Masters champ Hideki Matsuyama, who is from Shikoku Island in southern Japan, also expressed “mixed feelings” last week. Speaking before a PGA Tour event, Matsuyama told reporters he wanted to "aim for the gold" in Tokyo, but questioned if the Olympics “can really be held safely.”
“There are a rising number of infections in Japan and it's in a bad situation," Matsuyama said.
The IOC’s response
The IOC can feel the resistance. It has seen the polls, which have remained relatively consistent in opposition to the Games for months. Does it care?
“They are what they are,” Adams, the IOC spokesman, said last week. “We have to pay attention to public opinion, but not be totally driven by it.”
Pound, the longtime IOC member, said much of the public criticism, and fears of a super-spreader event, haven’t “been thought about seriously” through the lens of COVID countermeasures that organizers will implement. All athletes and key participants will be tested daily in Tokyo. Restrictions on movement and socialization, as detailed in “playbooks” set to be finalized next month, will keep most visitors out of contact with the Japanese public.
“There's been a tremendous amount of work done on the playbooks for the delegations and the teams that are coming,” said Mike Ryan, executive director of the WHO’s Health Emergencies Program.
Pound, citing experts whose advice Olympic organizers have relied upon, said: “I have more confidence in a scientifically based and up-to-date assessment of the risk than a national poll of ... largely uninformed opinions.”
“The only big question mark out there is to what extent live audiences will be able to participate,” Pound added. Organizers have already barred foreign fans, but a decision on domestic fan attendance will be made next month. “My guess is there will be some live spectators,” Pound said. “I don't think you're gonna have 100%, filled-to-capacity venues. But it might be 20%, 50%.”
Many informed experts, though, are questioning the Tokyo Games themselves. "It should be canceled, or postponed at least until we assure the safety domestically and abroad,” Iwata, the Japanese epidemiologist, said. “The atmosphere of having the Olympic Games is the most dangerous part, [and] will engender the increase of infections among citizens."
In the end, this conflict between organizers and Japanese public is less a difference of opinion, more a clash of competing interests. Japanese citizens want to quell the pandemic. The IOC wants to stage the Olympics, and believes the two agendas can coexist. Some Japanese citizens believe they can’t.
Caught between them is the Japanese government. Prime Minister Suga has batted away unrelenting pressure from citizens and opposition lawmakers, and reiterated his support for the Games. Dialogue is increasingly fraught. Politician approval rates are declining. Suga has assured the Japanese people that the government would "not put the Olympics first,” above their health. But he also recently moved to deflect responsibility.

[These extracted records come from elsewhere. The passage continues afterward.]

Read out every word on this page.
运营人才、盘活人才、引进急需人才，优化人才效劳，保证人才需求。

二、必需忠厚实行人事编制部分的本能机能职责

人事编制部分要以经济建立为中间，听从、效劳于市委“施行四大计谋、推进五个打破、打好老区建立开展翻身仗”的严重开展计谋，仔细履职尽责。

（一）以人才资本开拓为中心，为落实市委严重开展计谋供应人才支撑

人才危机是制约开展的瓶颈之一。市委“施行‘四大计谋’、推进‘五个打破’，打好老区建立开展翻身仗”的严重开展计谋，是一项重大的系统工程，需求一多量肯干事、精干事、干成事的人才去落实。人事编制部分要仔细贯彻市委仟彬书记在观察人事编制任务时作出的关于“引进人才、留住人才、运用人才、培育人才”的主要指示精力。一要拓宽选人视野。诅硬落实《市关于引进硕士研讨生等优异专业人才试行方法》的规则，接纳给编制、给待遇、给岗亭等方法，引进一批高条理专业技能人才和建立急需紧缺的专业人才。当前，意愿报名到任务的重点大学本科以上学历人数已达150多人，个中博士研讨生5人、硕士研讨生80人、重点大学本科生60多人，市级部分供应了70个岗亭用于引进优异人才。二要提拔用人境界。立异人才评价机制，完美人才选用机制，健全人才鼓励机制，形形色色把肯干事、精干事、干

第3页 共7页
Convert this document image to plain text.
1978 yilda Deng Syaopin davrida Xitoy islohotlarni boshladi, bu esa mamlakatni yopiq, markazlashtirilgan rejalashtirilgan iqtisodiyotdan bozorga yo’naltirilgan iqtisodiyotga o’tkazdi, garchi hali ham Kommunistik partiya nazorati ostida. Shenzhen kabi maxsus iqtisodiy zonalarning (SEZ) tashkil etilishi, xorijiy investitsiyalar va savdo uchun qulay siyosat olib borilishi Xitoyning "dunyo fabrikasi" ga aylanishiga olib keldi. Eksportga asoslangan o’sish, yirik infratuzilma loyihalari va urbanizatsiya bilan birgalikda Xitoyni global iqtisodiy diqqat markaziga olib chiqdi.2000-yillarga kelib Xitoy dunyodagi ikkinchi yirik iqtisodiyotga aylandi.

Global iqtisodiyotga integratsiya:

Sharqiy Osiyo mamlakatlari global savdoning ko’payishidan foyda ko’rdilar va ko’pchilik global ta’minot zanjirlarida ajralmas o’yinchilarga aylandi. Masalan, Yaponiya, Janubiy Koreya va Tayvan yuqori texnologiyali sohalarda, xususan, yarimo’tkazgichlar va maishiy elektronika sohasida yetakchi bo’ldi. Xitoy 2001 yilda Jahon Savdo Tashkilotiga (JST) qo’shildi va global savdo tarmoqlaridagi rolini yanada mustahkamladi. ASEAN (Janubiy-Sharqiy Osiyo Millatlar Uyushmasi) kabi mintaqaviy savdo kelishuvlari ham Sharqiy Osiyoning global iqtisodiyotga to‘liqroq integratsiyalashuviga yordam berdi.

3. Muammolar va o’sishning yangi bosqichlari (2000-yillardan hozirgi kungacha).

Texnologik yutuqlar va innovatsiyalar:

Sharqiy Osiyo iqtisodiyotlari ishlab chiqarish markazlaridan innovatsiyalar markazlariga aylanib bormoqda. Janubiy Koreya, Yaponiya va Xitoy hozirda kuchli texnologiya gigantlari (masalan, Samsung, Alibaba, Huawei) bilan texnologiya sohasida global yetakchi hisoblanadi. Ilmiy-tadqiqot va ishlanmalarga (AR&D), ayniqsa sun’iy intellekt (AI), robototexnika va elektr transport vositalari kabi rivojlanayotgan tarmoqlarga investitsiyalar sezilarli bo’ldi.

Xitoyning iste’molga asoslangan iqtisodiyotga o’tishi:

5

“The IOC has the authority to decide, and the IOC has already decided to hold the Tokyo Olympics,” Suga said last month.
That’s because the IOC “owns” the Olympic Games. It signs a contract with host cities, as it did with Tokyo in 2013, and “entrusts the planning, organizing, financing and staging of the Games to the city.” But the contract, which legal experts describe as very “one-sided,” gives only the IOC the power to terminate it. The city of Tokyo could unilaterally decide to break the contract, but, according to several international sports lawyers who spoke with Yahoo Sports, doing so could cost Tokyo billions of dollars in damages.
In practice, Pound and the legal experts said, the go-or-no-go decision “would be a joint decision with the organizing committee, the Japanese government, the IOC, and the public health authorities.”
Pound acknowledged, “in the case of a difference of opinion, between whether it would be safe or not safe, the IOC would have the trump card.”